Zorggebruik vanwege psychische problemen of alcohol- of drugsproblemen (omschreven als zorg vanwege psychische problemen) is onderzocht onder Nederlandse volwassenen (18-75 jaar). Het gaat hierbij om zelf gerapporteerd zorggebruik, dus niet om registratiecijfers. De cijfers zijn gebaseerd op gewogen data van de eerste meting van NEMESIS-3 (2019-2022), zodat deze representatief zijn voor alle volwassen in Nederland (zie ook Over de studie NEMESIS). Deze resultaten van de eerste meting van NEMESIS-3 staan ook beschreven in een internationaal wetenschappelijk paper.
- In de afgelopen 12 maanden heeft vanwege psychische problemen 14% van de Nederlandse volwassenen gebruik gemaakt van de algemene gezondheidszorg (AGZ) en 9% van de geestelijke gezondheidszorg (GGZ). 6% kreeg medicatie voorgeschreven vanwege psychische problematiek (zie ook Zorggebruik in afgelopen 12 maanden).
- Volwassenen met een stemmingsstoornis maken het vaakst gebruik van de AGZ of GGZ, gevolgd door volwassenen met ADHD en volwassenen met een angststoornis. Volwassenen met een middelenstoornis maken het minst gebruik van deze zorg. Medicatie wordt het vaakst voorgeschreven aan volwassenen met ADHD en volwassenen met een stemmingsstoornis (zie ook Zorggebruik in afgelopen 12 maanden).

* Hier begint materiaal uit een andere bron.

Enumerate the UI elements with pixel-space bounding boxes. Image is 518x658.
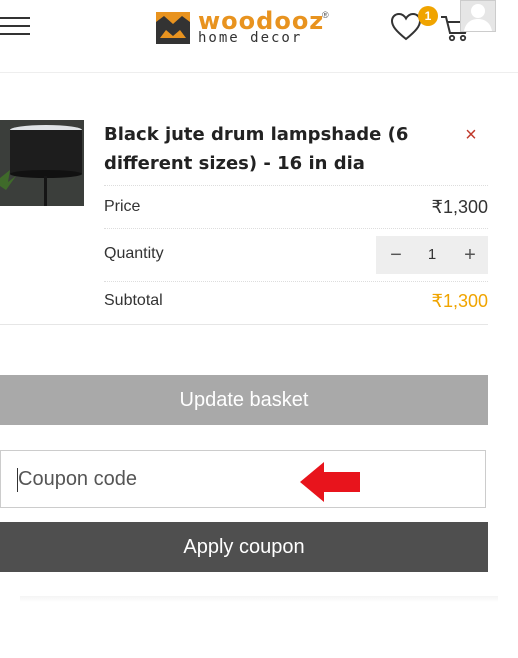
logo-registered-mark: ®: [322, 10, 329, 20]
apply-coupon-button[interactable]: Apply coupon: [0, 522, 488, 572]
quantity-stepper: − 1 +: [376, 236, 488, 274]
coupon-field[interactable]: [0, 450, 486, 508]
quantity-value[interactable]: 1: [412, 236, 452, 274]
logo-mark-icon: [156, 12, 190, 44]
product-title[interactable]: Black jute drum lampshade (6 different s…: [104, 120, 434, 178]
row-divider: [104, 281, 488, 282]
update-basket-button[interactable]: Update basket: [0, 375, 488, 425]
hamburger-menu-icon[interactable]: [0, 17, 30, 35]
quantity-decrease-button[interactable]: −: [378, 236, 414, 274]
footer-shadow: [20, 596, 498, 602]
subtotal-value: ₹1,300: [431, 291, 489, 311]
quantity-label: Quantity: [104, 245, 164, 262]
site-header: woodooz ® home decor 1: [0, 0, 518, 73]
price-value: ₹1,300: [431, 197, 489, 217]
quantity-increase-button[interactable]: +: [452, 236, 488, 274]
logo-tagline: home decor: [198, 30, 303, 46]
wishlist-count-badge: 1: [418, 6, 438, 26]
row-divider: [104, 185, 488, 186]
user-avatar-icon[interactable]: [460, 0, 496, 32]
site-logo[interactable]: woodooz ® home decor: [156, 8, 336, 48]
product-thumbnail[interactable]: [0, 120, 84, 206]
remove-item-button[interactable]: ×: [460, 124, 482, 146]
price-label: Price: [104, 198, 141, 215]
red-arrow-icon: [300, 460, 360, 504]
section-divider: [0, 324, 488, 325]
row-divider: [104, 228, 488, 229]
subtotal-label: Subtotal: [104, 292, 163, 309]
coupon-code-input[interactable]: [1, 451, 298, 507]
text-cursor: [17, 468, 18, 492]
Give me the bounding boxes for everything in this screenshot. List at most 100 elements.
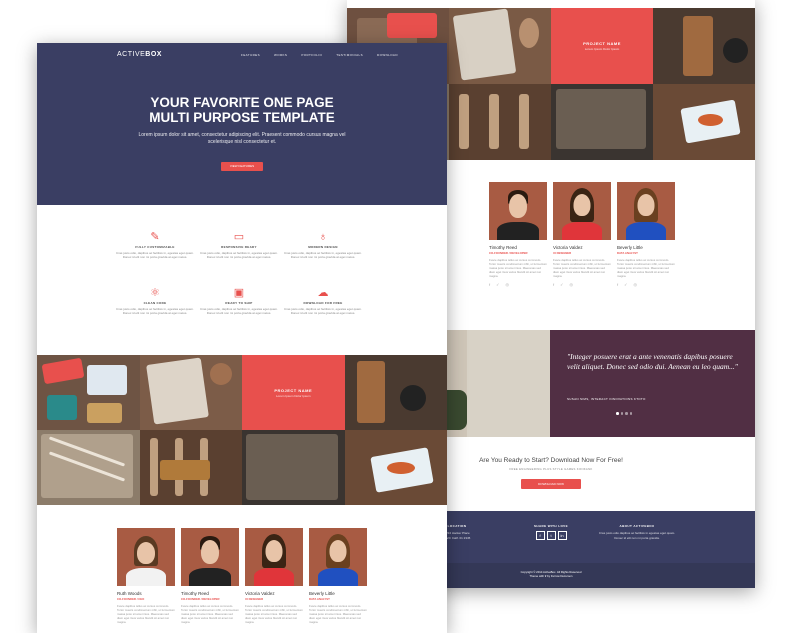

- Verschillende groepen maken vaker vanwege psychische problemen gebruik van zorg en medicatie, bijvoorbeeld: vrouwen, volwassenen met basisonderwijs, lbo, mavo of vmbo als hoogst afgeronde opleiding en volwassenen zonder betaald werk (zie voor een compleet overzicht ook Demografische kenmerken).
- Trends in zorggebruik zijn bekeken door een vergelijking te maken met de eerste meting van NEMESIS-2 (2007-2009) voor 18-64-jarigen. Het gebruik van AGZ nam toe van 9% in 2007-2009 naar 15% in 2019-2022. Ook het gebruik van de GGZ nam in dezelfde periode toe: van 6% naar 10%. Het medicatiegebruik nam toe van 6% naar 7% (zie ook Trends in zorggebruik).